Emilie Narya: Je suis ravie que tu aimes toujours mon histoire. Je suis également très contente que tu aies aimé mes auditions. Pour le titre de ce chapitre, tu vas très vite le savoir ^^ Moi aussi j'ai beaucoup ri à faire rougir une dernière fois notre Marinette avec les 2 Chat Noir. J'espère que tu aimeras également ce chapitre. Bonne lecture et à la semaine prochaine. Bisous miraculeux.

Gaelle verges: Je suis absolument ravie que tu aimes toujours mon histoire ^^ Pour ton idée, Je vais la noter pour y réfléchir, même si ce ne sera pas la prochaine (et oui, j'en ai déjà commencé une nouvelle...) J'espère que tu aimeras également ce chapitre. Bonne lecture et à la semaine prochaine. Bisous miraculeux.

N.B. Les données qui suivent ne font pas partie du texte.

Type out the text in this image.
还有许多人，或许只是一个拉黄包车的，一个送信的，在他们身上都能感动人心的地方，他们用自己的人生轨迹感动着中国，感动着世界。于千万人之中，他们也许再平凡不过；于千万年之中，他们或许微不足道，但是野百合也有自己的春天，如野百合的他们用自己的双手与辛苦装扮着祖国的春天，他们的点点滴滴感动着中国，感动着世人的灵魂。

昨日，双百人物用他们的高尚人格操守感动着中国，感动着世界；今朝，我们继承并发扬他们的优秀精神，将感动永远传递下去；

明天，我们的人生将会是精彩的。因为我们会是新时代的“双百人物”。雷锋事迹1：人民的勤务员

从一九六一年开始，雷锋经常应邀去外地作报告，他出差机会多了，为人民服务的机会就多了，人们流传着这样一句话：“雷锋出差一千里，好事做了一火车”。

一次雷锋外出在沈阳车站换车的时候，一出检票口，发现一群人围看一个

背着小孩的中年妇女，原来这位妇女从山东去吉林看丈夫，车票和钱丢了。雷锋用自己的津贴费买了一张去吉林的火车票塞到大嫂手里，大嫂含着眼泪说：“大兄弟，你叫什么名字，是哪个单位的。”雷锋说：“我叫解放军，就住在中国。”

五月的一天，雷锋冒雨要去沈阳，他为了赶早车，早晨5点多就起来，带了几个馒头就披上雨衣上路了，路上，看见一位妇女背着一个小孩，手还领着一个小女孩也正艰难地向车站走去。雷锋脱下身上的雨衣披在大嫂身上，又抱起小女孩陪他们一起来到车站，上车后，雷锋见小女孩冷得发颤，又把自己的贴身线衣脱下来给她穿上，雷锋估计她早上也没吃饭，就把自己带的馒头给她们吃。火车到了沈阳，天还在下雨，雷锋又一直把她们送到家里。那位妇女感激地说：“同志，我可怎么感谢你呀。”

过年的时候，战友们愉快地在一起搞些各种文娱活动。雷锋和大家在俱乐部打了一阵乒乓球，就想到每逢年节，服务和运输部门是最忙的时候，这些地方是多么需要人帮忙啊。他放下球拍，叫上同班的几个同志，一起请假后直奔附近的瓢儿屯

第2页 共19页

Fan miraculous: Damien est revenu pour faire ses aux revoirs et, au passage, filer un dernier coup de main à son mini-lui. C'est une boucle temporelle. Damien, quand il était à la place d'Adrien, à lui aussi eu l'aide de son lui du futur. Pour Emilie, tu verras bien ^^ Juste souviens-toi d'une chose, quand Gab a commencé à être Papillombre, le Temple du Tibet n'existait plus et il avait besoin de trouver les miraculous de la Coccinelle et du Chat Noir. Quoiqu'il en soit, tu verras bien la suite XD Je suis ravie que tu aimes le nom du Commissaire ^^ Je me suis éclatée dans la course poursuites des deux Chat Noir. Damien ne peut pas leur révéler le futur, même s'il en a laissé échapper des bribes par moment, il leur a donc seulement dit qu'il était venu pour les aider. LB et CN n'avait pas besoin d'en savoir plus ^^ J'espère que tu aimeras également ce chapitre. Bonne lecture et à la semaine prochaine. Bisous miraculeux.